According to data by LinkedIn, more summer interns are hired in March than any other month of the year.
There were 70,000 U.S. internship listings on the professional networking site in February. If historical trends are any indicator, that number will likely jump above six figures during the month of March.
“It is the dead center of internship season; it is a crucial month,” says Lauren Berger, founder of Internqueen.com and author of two books on interning, including All Work, No Pay and Welcome to the Real World. “If you don’t have those materials ready, sit down this weekend, block out some time, give those materials a facelift, go over your resume and your cover letter, and make sure you’ve got some references ready to go.”
It can feel like a catch-22: Experience is required to get an internship, but an internship is required to gain experience. But Berger says it’s not too late for students to beef up their resumes by signing up for some additional school clubs and committees.
“That’s one of the best ways to get something on your resume,” she says, adding that students should target clubs that are most relevant to the internships they’re applying for. “We’re not too far off from the beginning of spring semester at a lot of universities, a lot of clubs are only two or three meetings in, so you can still try and sign up.”
While those opportunities are still available, they won’t be for long, and soon internship opportunities will begin to disappear as well. In 2016, LinkedIn saw relatively flat internship application rates from June through the New Year before a peak in March that fizzled out again by May.
“Through the data, we know they should be looking for internships in metro areas,” adds LinkedIn’s senior product manager for students, Kylan Nieh. “The top five cities, purely based on the number of internships available, are New York, San Francisco, Minneapolis, San Jose, and Santa Monica.”
The professional network’s data also reveals a number of ways students can increase their chances of landing a summer gig through their online profile. For example, LinkedIn profiles who list their location receive 19 times more views, and those who list five or more skills are 27 times more likely to be discovered in searches by recruiters.
“Even if you don’t have former internship or work experience, if you have club and activity experience, or other leadership experience within your school, make sure you highlight that in your profile,” says Nieh. “Highlight the courses you’ve been taking, highlight the projects that you think would best represent the skills you’ve acquired through your academic journey, and that employers might get excited about. Those are ways students can help themselves stand out.”
Nieh adds that the summary section is more crucial for students than most applicants, as it gives them an opportunity to showcase some of their skills and interests, even if they don’t have formal work experience in those areas.

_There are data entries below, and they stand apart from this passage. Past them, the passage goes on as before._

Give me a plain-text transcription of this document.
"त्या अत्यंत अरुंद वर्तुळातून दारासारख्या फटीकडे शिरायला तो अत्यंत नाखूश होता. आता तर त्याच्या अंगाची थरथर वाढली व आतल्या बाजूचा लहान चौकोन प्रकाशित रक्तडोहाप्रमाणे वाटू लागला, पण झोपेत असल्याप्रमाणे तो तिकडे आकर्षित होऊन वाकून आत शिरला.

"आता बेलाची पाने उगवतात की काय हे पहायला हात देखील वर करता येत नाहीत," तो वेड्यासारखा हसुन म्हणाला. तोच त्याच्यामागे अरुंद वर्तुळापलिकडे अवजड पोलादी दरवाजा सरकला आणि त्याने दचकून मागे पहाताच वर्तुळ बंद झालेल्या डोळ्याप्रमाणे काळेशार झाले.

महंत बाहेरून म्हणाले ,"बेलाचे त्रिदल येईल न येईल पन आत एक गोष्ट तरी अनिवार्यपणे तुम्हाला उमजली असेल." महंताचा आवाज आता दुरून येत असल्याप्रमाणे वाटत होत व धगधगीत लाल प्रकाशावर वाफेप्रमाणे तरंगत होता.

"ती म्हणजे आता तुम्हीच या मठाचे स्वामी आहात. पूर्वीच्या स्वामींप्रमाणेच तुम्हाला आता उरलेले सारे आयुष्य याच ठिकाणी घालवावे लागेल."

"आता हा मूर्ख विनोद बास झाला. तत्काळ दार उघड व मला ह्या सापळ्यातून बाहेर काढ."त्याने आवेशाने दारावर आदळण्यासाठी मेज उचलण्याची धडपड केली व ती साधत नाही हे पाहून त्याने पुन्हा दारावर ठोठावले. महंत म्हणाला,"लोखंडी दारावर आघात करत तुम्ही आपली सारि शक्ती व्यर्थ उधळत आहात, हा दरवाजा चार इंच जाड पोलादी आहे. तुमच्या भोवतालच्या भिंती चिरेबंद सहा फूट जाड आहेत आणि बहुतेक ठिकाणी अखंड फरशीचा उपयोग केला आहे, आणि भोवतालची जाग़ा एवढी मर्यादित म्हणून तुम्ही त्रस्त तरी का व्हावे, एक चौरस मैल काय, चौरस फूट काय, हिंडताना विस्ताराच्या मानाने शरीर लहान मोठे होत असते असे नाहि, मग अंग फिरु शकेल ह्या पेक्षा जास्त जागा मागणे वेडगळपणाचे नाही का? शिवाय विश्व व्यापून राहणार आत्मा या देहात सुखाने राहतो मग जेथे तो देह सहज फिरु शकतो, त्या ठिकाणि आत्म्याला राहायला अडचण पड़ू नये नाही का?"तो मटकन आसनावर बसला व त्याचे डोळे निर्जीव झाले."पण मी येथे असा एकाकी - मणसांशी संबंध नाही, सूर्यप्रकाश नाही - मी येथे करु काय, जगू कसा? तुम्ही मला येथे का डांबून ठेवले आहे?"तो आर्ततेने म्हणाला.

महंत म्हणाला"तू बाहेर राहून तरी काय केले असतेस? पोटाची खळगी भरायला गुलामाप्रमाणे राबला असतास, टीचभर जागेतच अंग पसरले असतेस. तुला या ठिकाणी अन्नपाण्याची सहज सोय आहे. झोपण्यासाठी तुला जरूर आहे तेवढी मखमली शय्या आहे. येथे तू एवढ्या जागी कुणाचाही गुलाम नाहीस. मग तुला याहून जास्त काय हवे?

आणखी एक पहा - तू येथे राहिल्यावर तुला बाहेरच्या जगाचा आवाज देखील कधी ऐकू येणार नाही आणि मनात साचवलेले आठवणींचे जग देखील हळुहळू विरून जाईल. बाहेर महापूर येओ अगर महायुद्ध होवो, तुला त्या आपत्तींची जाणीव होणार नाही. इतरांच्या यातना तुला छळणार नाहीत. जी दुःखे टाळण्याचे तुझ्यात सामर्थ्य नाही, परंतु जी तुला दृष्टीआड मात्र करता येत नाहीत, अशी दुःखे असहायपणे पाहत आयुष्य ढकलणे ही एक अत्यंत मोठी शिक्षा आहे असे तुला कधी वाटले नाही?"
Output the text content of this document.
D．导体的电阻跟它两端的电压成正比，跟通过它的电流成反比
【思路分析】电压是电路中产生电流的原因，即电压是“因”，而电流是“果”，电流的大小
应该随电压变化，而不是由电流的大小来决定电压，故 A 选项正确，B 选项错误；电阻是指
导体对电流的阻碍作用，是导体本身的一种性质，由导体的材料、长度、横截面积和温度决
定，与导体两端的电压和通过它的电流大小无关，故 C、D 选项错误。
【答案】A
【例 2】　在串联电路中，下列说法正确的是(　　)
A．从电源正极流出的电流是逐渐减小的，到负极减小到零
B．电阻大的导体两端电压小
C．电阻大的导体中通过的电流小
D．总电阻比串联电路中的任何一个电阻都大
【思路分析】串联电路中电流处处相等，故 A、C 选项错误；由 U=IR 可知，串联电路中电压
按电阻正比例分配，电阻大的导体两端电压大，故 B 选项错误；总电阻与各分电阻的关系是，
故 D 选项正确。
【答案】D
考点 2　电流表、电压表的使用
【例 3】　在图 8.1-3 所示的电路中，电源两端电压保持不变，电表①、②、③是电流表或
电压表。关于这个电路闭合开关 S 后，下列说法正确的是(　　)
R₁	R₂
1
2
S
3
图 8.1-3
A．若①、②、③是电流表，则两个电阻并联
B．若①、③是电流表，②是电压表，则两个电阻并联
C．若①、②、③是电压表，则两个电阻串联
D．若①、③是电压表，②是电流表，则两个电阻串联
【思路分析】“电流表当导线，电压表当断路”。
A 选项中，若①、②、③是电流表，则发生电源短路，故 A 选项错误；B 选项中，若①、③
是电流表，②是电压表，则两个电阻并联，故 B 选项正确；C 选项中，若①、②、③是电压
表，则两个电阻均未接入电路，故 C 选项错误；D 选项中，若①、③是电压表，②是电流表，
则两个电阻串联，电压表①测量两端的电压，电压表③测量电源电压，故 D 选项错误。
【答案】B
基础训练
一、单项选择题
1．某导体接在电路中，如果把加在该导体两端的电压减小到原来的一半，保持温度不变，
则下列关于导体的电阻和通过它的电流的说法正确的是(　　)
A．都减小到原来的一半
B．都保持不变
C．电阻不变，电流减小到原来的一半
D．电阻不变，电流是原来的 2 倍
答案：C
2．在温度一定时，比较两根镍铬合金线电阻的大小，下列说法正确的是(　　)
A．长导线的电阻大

While March can be a very competitive month for internships, Berger says that interns who take the time to follow directions and fill out an application properly are already ahead of the pack.
“While they do get a lot [of applications], if I were to take out all the resumes that aren’t done properly—because of formatting, because of spelling errors, because the resumes aren’t arranged properly or saved as PDFs, because they didn’t add a cover letter when they were supposed to, whatever it might be—they’re actually not left with that many,” she says.
Berger adds that it is not uncommon for internship coordinators to receive cover letters addressed to the wrong company.
“Print off the internship listing and go through it with a highlighter, because they are giving you the answers to the test,” she says. “Connect the dots and let the job listing tell you what you need to focus on on your resume.”
Taking the time to follow instructions can have long-lasting benefits, as many students end up landing a full-time gig following graduation through their summer internship. According to data from LinkedIn, accounting interns have the highest likelihood of landing a full-time job, with 55% being hired after completing an internship, and management consulting interns have a 38% chance of getting hired.
While some interns will find a full-time placement through their internship, others will at least finish the summer with additional content on their resume, a deeper understanding of life after college, and perhaps even some clarity on what they want out of their future careers.
“Just getting a really great understanding of what the day-to-day is like is crucial,” says Berger. “The truth is you won’t know until you’re there, which is why internships are so beneficial; you’re learning what you want to do and what you don’t want to do, so when you graduate from college, you’re more likely to go into a career that’s the right fit for you.”